I have one like it- mines a '85 LT11 - also has the rear discharge deck - mines in alot worse shape then yours tho- the PO painted it red and black- deck needs to be totally rebuilt. The original trans was broken( was a 5 speed) but the 11HP briggs runs great. Its back on 4 wheels, deck still needs a rebuild , when its done, itll come back apart for a proper silver paint color, but might leave the black rims.
Heres a pic:


----------



## wjjones (May 28, 2010)

dangeroustoys56 said:


> I have one like it- mines a '85 LT11 - also has the rear discharge deck - mines in alot worse shape then yours tho- the PO painted it red and black- deck needs to be totally rebuilt. The original trans was broken( was a 5 speed) but the 11HP briggs runs great. Its back on 4 wheels, deck still needs a rebuild , when its done, itll come back apart for a proper silver paint color, but might leave the black rims.
> Heres a pic:



Glad you had one dangeroustoys56 to id from.. Great info Thankyou for sharing it,


----------



## jjandrews33 (Apr 3, 2011)

Thanks guys. It looks like I'm gonna have to tear it apart and see if I find an id tag somewhe


----------



## jhngardner367 (Apr 5, 2011)

Check under the seat,and under the hood,fore model/serial numbers.Should be something like 917.00000,for sears #s.Then you can look it up online.


----------



## dangeroustoys56 (Jul 26, 2010)

Wjjones: It was one of 4 i bot off a guy down the road- 2 GT's - the LT11 and a MTD- originally i gave it to my nephew and he was going to mod it, but lost intrest. Its a cool lil tractor , looks different then my other craftsmans.

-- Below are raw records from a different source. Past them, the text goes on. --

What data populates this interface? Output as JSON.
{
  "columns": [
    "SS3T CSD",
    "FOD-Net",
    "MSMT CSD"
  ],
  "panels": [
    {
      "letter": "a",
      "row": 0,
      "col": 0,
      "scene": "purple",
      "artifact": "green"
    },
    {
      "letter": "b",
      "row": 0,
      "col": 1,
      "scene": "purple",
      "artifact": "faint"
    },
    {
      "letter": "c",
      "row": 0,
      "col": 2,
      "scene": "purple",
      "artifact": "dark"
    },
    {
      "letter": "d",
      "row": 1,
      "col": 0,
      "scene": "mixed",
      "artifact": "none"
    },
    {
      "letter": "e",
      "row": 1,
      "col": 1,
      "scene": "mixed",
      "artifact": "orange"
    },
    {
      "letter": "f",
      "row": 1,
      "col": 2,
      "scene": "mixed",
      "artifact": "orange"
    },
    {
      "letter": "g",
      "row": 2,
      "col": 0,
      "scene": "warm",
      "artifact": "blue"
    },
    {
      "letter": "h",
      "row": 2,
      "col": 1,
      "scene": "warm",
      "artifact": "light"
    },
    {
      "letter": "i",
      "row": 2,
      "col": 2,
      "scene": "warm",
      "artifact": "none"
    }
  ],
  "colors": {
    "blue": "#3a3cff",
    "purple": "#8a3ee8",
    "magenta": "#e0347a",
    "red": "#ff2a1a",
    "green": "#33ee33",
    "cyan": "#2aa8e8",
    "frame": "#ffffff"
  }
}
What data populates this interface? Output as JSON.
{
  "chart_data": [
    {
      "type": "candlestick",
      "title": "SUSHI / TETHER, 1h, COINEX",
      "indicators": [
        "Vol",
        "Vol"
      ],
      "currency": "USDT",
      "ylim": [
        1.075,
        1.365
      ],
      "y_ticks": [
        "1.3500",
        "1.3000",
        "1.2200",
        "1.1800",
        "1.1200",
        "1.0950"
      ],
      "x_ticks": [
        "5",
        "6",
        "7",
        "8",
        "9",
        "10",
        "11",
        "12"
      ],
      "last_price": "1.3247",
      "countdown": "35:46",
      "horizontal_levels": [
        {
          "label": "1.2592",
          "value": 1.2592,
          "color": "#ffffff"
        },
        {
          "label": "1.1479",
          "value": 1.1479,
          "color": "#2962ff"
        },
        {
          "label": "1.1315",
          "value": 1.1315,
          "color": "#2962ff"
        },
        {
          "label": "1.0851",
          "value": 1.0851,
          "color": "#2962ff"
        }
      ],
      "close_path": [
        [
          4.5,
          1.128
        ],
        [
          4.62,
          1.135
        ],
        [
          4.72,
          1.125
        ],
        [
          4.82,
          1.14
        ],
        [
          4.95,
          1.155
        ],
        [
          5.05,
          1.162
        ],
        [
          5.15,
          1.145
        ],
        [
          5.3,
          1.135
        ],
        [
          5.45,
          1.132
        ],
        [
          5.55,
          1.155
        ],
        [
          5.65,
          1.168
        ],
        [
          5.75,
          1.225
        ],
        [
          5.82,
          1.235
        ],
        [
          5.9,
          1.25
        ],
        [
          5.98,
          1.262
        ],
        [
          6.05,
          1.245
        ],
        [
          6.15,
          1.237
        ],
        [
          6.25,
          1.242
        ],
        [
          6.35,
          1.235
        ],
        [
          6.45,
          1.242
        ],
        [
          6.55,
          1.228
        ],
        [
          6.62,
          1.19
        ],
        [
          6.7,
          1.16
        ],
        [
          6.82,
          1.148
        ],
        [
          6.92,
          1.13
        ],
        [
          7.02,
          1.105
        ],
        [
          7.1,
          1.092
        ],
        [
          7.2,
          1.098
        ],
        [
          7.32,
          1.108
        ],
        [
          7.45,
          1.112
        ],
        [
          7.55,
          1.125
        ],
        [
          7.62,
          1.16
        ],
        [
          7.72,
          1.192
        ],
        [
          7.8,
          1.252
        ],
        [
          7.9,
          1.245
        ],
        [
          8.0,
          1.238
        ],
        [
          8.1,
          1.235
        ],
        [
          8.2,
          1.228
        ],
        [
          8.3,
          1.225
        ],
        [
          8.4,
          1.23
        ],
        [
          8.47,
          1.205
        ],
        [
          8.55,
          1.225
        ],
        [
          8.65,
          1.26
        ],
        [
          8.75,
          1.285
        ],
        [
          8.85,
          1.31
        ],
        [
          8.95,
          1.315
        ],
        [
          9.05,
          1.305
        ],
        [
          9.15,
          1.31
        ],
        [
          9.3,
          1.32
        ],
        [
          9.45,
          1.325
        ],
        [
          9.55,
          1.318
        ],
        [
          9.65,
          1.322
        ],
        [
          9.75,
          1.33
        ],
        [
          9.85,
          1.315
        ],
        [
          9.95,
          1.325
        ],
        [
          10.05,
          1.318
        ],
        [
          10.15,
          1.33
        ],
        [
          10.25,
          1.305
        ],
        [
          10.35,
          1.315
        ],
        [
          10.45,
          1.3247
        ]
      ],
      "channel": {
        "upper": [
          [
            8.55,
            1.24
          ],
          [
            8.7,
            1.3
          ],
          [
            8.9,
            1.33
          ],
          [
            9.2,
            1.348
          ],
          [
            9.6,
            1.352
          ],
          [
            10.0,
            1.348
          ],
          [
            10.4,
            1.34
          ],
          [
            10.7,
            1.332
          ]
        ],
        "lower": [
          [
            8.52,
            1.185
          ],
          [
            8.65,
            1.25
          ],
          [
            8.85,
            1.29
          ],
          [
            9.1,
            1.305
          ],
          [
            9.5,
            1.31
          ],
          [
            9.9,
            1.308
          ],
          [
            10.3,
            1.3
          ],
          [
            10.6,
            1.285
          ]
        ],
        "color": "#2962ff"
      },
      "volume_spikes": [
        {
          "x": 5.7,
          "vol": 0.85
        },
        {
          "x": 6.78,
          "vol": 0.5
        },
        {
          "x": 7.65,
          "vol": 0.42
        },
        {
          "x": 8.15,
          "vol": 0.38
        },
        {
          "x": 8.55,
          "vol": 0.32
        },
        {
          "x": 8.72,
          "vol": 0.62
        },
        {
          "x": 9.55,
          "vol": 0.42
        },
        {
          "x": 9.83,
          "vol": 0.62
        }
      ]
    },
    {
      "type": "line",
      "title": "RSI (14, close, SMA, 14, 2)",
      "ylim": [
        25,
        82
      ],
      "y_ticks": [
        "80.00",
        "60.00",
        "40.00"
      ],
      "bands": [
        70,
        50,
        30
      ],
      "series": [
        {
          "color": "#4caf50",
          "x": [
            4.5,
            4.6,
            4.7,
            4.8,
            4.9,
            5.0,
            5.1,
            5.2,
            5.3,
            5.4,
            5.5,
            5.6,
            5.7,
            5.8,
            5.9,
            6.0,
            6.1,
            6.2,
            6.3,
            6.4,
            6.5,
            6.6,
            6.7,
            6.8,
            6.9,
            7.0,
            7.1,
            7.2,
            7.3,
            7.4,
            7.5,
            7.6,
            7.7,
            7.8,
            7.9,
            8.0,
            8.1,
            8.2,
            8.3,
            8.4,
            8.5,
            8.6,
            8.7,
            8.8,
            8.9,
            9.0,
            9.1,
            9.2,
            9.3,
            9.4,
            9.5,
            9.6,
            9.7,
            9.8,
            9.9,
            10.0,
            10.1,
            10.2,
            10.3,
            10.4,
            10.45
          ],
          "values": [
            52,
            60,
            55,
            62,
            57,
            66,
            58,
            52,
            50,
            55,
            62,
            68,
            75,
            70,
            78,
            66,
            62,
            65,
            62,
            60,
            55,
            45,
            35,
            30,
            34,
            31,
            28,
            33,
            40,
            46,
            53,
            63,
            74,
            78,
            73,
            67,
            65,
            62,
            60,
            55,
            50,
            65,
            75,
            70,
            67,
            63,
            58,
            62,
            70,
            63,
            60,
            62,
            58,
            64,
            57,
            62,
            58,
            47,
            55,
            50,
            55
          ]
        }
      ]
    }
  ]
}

JJandrews33 : I went n checked my tractor for a data tag- the PO painted over it tho- its all unreadable. 

Looking at the back of the tractor ( where the hitch is) - the chassis goes straight up and slightly bends in tward the front- the chassis data tag is right there where it bends in under the rear fenders. I got the date of the tractor from its briggs engine - the 1st 2 numbers of the engine code are the year. 

Im not sure if teccy motors have a year in the motor code.


----------